StanChart reported that European gas stocks continue to grow despite the current heat wave and increased electricity demand. According to Gas Infrastructure data, gas reserves in the EU amounted to 94.52 billion cubic meters on July 16, which is 21.73 billion cubic meters more than last year and 18.46 billion cubic meters above the five-year average.

The average daily value of accumulated reserves in the second half of August is 330 million cubic meters, almost 100% higher than the five-year average for the same period. If the current rate of gas accumulation continues, we will have 120 billion cubic meters of gas stored just before the heating season, over 10 billion cubic meters above record levels.
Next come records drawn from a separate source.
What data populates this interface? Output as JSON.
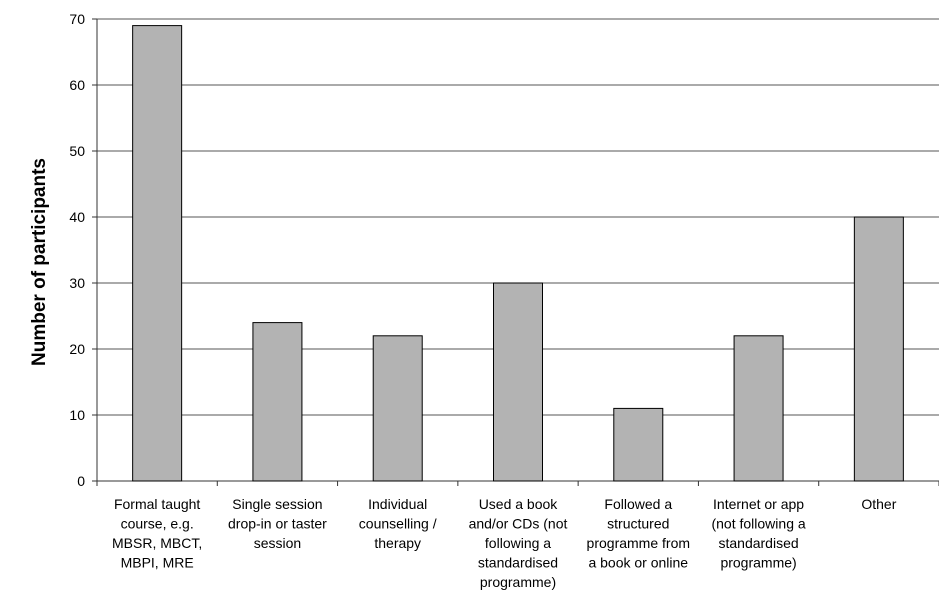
{
  "chart_data": {
    "type": "bar",
    "title": "",
    "xlabel": "",
    "ylabel": "Number of participants",
    "ylim": [
      0,
      70
    ],
    "yticks": [
      0,
      10,
      20,
      30,
      40,
      50,
      60,
      70
    ],
    "grid": true,
    "bar_color": "#b3b3b3",
    "categories": [
      "Formal taught course, e.g. MBSR, MBCT, MBPI, MRE",
      "Single session drop-in or taster session",
      "Individual counselling / therapy",
      "Used a book and/or CDs (not following a standardised programme)",
      "Followed a structured programme from a book or online",
      "Internet or app (not following a standardised programme)",
      "Other"
    ],
    "category_lines": [
      [
        "Formal taught",
        "course, e.g.",
        "MBSR, MBCT,",
        "MBPI, MRE"
      ],
      [
        "Single session",
        "drop-in or taster",
        "session"
      ],
      [
        "Individual",
        "counselling /",
        "therapy"
      ],
      [
        "Used a book",
        "and/or CDs (not",
        "following a",
        "standardised",
        "programme)"
      ],
      [
        "Followed a",
        "structured",
        "programme from",
        "a book or online"
      ],
      [
        "Internet or app",
        "(not following a",
        "standardised",
        "programme)"
      ],
      [
        "Other"
      ]
    ],
    "values": [
      69,
      24,
      22,
      30,
      11,
      22,
      40
    ]
  }
}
Chinese photovoltaic modules are lying in warehouses

European countries have adopted a similar strategy for importing photovoltaic modules. An analysis by Rystad Energy shows that Chinese photovoltaic modules worth approximately EUR 7 billion, or 40 GWdc of power, are stored in European warehouses. It is predicted that these stocks will increase to 100 GWdc by the end of 2023.

China is currently the world leader in clean energy investment, accounting for nearly half of the $1.1 trillion invested in the sector last year. Additionally, China has invested over $50 billion in PV module production lines—ten times more than Europe—and controls approximately 95% of the world’s polysilicon resources.
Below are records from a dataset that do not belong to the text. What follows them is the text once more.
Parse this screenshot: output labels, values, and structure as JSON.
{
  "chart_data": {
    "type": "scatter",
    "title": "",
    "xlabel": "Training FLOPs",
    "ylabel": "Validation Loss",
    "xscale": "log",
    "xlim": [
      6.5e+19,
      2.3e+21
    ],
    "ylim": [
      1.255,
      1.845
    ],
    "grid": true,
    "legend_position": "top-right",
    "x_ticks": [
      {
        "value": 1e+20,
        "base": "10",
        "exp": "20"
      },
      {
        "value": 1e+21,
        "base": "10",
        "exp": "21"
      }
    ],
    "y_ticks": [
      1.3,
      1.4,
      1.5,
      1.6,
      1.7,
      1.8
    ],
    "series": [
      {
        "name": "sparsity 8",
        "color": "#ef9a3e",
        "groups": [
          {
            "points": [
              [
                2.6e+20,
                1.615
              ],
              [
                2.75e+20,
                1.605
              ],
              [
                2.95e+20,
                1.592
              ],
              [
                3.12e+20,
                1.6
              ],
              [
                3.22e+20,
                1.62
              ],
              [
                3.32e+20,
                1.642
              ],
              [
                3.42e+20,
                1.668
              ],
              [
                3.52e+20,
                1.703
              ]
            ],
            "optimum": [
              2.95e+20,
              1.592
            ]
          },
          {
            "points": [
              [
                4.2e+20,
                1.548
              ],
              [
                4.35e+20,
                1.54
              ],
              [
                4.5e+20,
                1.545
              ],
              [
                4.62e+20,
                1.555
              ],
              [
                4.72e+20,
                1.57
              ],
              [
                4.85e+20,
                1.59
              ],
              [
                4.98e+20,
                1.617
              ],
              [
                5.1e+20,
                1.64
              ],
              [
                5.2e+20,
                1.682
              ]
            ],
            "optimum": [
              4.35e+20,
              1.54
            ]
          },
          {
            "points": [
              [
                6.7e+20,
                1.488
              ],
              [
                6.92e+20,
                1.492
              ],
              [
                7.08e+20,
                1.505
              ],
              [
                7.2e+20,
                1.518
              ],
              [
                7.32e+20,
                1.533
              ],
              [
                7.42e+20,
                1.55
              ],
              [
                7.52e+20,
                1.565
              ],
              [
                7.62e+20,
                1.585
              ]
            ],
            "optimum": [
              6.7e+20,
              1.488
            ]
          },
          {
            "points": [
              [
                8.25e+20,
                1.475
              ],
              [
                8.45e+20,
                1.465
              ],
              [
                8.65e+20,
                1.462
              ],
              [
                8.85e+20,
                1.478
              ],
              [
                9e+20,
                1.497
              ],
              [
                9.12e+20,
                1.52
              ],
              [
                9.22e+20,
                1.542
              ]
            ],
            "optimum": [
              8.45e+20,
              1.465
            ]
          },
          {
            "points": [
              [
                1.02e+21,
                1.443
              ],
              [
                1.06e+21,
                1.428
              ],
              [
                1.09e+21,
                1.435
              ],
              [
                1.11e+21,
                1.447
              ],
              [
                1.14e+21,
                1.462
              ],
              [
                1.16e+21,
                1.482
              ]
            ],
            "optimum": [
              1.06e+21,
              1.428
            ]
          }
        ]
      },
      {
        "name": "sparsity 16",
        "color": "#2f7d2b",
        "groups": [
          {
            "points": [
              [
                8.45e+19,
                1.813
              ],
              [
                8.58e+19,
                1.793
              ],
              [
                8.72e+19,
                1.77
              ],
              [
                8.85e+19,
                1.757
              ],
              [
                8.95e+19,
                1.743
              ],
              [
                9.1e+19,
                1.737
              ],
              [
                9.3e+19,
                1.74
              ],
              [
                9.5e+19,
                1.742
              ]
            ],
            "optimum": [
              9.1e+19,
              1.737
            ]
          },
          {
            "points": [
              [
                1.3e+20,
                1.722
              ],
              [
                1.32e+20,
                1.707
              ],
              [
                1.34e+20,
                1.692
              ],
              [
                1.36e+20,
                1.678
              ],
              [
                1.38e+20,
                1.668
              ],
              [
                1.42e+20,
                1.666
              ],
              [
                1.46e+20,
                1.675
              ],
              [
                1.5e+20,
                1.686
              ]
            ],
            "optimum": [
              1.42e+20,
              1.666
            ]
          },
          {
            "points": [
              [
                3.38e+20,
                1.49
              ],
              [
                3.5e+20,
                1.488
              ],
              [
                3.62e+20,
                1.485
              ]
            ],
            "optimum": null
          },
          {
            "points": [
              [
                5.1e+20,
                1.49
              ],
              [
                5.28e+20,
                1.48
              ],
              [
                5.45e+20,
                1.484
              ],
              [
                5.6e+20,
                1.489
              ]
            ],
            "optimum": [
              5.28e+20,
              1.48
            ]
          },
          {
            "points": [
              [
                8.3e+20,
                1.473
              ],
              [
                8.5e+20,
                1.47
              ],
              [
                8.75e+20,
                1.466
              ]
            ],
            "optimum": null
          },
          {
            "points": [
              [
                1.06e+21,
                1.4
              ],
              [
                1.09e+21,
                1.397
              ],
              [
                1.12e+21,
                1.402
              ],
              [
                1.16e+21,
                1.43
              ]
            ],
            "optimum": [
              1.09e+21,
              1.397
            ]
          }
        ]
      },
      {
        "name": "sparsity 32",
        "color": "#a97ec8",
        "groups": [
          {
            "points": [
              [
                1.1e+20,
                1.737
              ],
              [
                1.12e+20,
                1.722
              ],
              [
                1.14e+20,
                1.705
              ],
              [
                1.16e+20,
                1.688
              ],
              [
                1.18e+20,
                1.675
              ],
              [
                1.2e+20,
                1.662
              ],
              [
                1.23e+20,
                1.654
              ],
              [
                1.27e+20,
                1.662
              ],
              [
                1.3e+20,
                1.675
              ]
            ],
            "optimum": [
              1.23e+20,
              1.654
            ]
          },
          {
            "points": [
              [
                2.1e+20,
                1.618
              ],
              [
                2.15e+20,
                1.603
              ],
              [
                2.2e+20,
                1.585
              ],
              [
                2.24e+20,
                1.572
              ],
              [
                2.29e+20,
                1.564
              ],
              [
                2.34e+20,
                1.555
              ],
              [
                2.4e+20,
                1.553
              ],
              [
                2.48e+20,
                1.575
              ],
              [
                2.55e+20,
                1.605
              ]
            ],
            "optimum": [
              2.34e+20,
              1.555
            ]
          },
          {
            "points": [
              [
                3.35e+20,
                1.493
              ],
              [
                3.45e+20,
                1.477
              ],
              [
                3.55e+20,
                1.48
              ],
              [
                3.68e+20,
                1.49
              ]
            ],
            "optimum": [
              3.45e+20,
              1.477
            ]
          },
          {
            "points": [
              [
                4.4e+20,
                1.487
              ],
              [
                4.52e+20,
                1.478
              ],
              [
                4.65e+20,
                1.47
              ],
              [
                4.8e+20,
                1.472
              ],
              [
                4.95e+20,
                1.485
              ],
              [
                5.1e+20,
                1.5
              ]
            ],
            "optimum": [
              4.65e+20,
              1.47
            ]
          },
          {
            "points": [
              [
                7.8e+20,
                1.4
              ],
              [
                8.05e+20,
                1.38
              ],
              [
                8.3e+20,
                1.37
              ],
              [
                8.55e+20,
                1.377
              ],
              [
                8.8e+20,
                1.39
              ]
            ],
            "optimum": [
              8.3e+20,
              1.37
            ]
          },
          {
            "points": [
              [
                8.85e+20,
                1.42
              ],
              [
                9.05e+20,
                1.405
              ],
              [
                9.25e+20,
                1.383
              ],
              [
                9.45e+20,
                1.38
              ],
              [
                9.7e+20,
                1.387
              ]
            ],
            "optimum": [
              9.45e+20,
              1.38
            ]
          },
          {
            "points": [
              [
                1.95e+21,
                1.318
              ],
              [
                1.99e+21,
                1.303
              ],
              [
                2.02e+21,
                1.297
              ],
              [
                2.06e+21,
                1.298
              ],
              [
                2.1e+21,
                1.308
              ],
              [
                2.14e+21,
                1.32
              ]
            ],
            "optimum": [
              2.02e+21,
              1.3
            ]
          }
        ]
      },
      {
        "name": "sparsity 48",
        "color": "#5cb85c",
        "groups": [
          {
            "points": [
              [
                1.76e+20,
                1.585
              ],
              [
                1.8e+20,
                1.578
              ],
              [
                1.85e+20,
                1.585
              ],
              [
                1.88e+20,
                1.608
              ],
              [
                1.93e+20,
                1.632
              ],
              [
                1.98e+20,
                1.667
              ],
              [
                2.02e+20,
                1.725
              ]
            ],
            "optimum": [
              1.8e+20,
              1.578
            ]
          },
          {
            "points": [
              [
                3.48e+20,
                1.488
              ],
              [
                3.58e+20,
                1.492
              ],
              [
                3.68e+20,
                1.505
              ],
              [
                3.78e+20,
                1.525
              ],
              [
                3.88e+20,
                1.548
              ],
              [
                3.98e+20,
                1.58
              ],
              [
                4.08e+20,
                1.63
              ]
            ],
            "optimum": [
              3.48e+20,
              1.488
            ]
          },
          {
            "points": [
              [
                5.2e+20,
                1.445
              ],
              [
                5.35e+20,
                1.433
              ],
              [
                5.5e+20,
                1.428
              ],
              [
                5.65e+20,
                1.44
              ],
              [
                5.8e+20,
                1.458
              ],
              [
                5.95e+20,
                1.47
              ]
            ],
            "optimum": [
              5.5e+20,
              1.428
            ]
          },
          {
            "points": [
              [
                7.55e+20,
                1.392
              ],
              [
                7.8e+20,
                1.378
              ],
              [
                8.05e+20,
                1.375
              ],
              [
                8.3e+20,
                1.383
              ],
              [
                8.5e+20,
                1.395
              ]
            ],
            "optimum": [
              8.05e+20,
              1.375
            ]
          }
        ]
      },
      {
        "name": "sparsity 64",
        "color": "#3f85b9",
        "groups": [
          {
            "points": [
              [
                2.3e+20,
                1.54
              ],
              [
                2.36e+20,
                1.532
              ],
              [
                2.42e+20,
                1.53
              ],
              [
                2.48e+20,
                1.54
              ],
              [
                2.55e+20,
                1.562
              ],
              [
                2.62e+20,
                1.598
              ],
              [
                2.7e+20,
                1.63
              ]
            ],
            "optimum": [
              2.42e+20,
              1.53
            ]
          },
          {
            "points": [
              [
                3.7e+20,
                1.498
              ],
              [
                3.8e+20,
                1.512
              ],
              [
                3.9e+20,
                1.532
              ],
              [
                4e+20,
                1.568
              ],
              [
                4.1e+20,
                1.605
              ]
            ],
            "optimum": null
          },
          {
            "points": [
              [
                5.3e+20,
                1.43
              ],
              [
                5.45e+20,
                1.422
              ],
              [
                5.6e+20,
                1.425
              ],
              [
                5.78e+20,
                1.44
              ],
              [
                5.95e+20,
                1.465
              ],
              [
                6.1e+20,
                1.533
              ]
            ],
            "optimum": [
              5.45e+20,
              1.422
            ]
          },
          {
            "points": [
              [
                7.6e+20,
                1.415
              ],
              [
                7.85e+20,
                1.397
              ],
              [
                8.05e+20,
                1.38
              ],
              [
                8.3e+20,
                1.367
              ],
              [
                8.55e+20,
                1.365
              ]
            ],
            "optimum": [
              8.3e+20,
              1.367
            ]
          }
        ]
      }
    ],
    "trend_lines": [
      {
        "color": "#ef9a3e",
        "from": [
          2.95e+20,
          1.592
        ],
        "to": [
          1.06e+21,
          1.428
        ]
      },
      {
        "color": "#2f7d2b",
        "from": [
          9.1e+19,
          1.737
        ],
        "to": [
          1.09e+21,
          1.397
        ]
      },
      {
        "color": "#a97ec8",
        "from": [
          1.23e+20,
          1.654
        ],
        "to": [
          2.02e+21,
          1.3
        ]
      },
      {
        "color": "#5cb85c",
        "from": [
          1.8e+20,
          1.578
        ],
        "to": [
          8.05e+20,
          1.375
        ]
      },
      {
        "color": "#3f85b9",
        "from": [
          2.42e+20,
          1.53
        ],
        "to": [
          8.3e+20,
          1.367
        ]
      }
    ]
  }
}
The International Energy Agency warns

Last year, the International Energy Agency issued a statement indicating that by 2025, the world’s reliance on China for supplying crucial components for producing PV modules will be nearly absolute. Specialists highlight the similarity of this situation to Europe’s longstanding dependence on Russian gas.

China vs. USA

China intends to prohibit the export of various critical technologies utilized in manufacturing PV modules, including those used in wafer production, which will be added to the export control list.

The Wall Street Journal cautions that restricting the export of these essential technologies will disrupt US plans and aspirations. According to the Taipei-based research firm TrendForce, only Chinese companies have the capability to produce 182 and 210 mm wafers, which enable the production of more affordable and efficient solar modules.